I would like to be able to optionally specify a default Role, and the LDAP attributes to use to initially populate the name and email for these users.


This is even more important if we want to be able to use 2FA in conjunction with LDAP login.

If using 2FA, then after setting up an email address on the account from LDAP, it should email that with the initial 2FA code.

To be more precise; the LDAP configuration will set up the name and email address when auto-provisioning a new LDAP user, but the attributes used are hard-coded.  If (like us) you use a non-standard schema, then there is no way to configure which alternative attributes should be used for these initial settings.


There is also no way to initialise the role membership or link it to LDAP groups.


In sources/identify.php, the attribute names are fixed, and fonction_id (the semicolon-separated list of roles) defaults to blank:


        DB::insert(
            prefix_table('users'),
            array(
                'login' => $username,
                'pw' => $data['pw'],
                'email' => (isset($user_info_from_ad[0]['mail'][0]) === false) ? '' : $user_info_from_ad[0]['mail'][0],
                'name' => $user_info_from_ad[0]['givenname'][0],
                'lastname' => $user_info_from_ad[0]['sn'][0],
                'admin' => '0',
                'gestionnaire' => '0',
                'can_manage_all_users' => '0',
                'personal_folder' => $SETTINGS['enable_pf_feature'] === "1" ? '1' : '0',
                'fonction_id' => '',

Of course we can (for the time being) alter these in the code to match our schema and preferred defaults, but it would be better for this to be configurable

Planned

Interesting.

I will investigate

In addition, if 2FA is enabled, then it would be really good for the initial temporary code email to be sent out immediately (provided an email address is configured) rather than when the user clicks the link on the login page.

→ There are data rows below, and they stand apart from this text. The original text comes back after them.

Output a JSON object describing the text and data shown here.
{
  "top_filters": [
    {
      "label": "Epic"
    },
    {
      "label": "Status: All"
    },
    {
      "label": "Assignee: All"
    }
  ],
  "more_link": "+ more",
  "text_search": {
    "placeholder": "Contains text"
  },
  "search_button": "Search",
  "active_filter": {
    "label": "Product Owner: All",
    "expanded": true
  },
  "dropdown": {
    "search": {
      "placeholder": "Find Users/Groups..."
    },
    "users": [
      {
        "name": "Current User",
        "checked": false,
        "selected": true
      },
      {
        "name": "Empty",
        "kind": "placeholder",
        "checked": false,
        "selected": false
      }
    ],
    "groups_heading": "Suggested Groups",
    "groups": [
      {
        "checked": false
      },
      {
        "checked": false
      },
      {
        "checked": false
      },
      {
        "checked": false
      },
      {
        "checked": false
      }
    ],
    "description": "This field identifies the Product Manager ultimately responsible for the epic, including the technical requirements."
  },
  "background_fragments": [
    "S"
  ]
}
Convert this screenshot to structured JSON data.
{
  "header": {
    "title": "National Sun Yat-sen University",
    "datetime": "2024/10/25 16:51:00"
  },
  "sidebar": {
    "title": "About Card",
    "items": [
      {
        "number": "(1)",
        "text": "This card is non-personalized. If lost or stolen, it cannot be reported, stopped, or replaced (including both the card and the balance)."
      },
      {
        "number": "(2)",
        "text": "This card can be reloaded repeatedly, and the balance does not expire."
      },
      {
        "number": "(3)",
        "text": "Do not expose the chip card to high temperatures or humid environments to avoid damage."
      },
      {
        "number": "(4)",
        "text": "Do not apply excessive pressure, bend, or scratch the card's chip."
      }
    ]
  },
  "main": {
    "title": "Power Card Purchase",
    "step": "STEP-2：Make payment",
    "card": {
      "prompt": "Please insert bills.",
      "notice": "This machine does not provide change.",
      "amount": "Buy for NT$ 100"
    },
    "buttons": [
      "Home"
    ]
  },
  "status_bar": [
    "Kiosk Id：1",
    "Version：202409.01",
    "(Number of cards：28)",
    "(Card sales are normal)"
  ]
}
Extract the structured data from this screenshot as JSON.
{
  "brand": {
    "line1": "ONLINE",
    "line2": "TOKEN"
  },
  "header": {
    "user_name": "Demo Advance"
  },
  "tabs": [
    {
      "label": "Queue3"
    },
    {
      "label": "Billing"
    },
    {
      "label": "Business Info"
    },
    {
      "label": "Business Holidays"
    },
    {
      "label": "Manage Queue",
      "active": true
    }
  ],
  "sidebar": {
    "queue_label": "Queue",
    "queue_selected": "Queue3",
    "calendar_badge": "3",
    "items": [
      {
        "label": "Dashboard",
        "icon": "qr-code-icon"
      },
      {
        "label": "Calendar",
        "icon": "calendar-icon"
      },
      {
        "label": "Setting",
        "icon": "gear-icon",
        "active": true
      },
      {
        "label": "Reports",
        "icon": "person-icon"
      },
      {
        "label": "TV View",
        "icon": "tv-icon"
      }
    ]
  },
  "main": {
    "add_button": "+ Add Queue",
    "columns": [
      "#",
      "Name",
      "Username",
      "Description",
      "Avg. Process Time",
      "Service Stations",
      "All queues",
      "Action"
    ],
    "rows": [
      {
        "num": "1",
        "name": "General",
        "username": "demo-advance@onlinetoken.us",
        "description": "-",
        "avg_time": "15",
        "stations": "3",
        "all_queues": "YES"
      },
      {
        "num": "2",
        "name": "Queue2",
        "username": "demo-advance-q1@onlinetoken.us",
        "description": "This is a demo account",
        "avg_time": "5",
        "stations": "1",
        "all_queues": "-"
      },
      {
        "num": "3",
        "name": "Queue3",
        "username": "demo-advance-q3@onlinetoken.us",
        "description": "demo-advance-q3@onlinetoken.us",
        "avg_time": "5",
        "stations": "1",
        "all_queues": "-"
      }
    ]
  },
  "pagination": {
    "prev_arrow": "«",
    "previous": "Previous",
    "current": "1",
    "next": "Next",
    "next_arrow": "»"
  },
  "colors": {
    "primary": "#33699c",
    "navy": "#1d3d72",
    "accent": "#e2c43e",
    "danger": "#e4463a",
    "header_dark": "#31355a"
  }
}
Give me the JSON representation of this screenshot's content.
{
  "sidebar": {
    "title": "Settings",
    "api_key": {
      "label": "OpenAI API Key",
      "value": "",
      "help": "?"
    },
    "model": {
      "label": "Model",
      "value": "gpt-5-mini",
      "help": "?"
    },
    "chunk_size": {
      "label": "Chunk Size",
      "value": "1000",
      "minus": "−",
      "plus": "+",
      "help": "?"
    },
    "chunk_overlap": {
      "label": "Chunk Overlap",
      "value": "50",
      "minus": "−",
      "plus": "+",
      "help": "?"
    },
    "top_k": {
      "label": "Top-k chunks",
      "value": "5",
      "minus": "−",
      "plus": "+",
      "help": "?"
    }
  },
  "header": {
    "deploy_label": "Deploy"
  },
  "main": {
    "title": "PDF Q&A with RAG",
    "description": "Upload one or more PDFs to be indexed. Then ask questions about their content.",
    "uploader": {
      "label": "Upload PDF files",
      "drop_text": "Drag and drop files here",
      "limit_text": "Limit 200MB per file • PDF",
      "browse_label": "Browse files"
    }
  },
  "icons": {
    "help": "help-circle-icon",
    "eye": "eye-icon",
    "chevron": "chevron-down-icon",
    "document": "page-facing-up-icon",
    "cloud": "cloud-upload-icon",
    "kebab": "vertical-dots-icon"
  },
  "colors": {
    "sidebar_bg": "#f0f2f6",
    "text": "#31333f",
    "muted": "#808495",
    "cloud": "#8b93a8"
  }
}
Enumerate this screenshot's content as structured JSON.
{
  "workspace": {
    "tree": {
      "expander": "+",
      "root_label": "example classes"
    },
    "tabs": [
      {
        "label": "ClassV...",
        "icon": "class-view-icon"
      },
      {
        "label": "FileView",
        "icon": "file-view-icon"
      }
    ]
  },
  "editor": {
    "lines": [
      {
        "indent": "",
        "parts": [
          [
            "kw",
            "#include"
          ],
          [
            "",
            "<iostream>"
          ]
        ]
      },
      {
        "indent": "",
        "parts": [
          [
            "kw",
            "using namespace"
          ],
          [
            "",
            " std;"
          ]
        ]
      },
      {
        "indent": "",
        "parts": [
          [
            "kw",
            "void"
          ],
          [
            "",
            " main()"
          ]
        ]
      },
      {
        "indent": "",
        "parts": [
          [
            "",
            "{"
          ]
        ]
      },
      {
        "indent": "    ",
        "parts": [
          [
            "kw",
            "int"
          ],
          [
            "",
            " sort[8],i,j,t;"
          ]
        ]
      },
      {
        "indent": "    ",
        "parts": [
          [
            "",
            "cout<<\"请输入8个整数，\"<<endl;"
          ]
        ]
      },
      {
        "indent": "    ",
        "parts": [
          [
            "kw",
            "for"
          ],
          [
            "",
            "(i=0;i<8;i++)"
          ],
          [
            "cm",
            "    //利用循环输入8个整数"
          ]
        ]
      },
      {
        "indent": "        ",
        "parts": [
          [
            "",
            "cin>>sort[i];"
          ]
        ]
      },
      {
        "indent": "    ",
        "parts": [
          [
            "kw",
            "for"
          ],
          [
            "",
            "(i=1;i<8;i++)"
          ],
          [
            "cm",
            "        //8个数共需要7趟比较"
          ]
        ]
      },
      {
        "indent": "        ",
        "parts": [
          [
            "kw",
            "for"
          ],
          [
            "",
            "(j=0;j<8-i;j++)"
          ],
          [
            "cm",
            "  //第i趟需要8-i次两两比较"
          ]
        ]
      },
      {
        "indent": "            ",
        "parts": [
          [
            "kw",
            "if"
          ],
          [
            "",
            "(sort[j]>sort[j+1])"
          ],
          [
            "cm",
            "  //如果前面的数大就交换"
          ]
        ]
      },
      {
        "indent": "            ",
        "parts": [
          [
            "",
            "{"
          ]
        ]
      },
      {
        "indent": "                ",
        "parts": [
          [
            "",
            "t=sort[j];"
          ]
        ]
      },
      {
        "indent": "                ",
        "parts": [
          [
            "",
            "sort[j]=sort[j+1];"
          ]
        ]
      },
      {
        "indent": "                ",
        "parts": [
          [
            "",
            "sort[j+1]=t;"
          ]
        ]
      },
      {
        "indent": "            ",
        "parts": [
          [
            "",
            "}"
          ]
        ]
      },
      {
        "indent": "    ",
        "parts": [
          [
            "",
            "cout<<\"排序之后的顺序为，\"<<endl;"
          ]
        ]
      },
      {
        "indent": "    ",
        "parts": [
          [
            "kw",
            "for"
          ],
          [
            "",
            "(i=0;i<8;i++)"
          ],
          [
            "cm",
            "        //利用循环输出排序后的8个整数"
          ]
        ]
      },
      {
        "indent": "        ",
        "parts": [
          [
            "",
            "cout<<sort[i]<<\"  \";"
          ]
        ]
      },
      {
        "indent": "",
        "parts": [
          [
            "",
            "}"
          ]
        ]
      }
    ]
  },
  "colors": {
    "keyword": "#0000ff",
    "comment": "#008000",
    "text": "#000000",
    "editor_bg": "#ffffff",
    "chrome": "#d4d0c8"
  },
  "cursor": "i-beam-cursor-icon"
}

I have roughly done this in function identifyUser(), in identify.php (line 671), by simply copying a section of the code from main.queries.php:


        // should send email notification if using 2FA
        if (isset($user_info_from_ad[0]['mail'][0]) && $SETTINGS['ga_website_name'] !== false ) {
                    // generate new GA user code
                    include_once($SETTINGS['cpassman_dir']."/includes/libraries/Authentication/TwoFactorAuth/TwoFactorAuth.php");
                    $tfa = new Authentication\TwoFactorAuth\TwoFactorAuth($SETTINGS['ga_website_name']);
                    $gaSecretKey = $tfa->createSecret();
                    $gaTemporaryCode = GenerateCryptKey(12);

                    // save the code
                    DB::update(
                        prefix_table("users"),
                        array(
                            'ga' => $gaSecretKey,
                            'ga_temporary_code' => $gaTemporaryCode
                            ),
                        "login = %i",
                        $username
                    );

                    // send mail?
                        sendEmail(
                            $LANG['email_ga_subject'],
                            str_replace(
                                "#2FACode#",
                                $gaTemporaryCode,
                                $LANG['email_ga_text']
                            ),
                            $user_info_from_ad[0]['mail'][0]
                        );

        }
    }

However this is not ideal because it does not properly test for 2FA being enabled, though it does check for the email address.


Having these features (default roles, configurable attributes, and automatic 2FA notification) would mean that self-registration would be much quicker and simpler.


Thanks for your time with this; there are almost no Linux-based enterprise password managers with a web GUI and support for LDAP, which makes it really hard to find something suitable for our situation.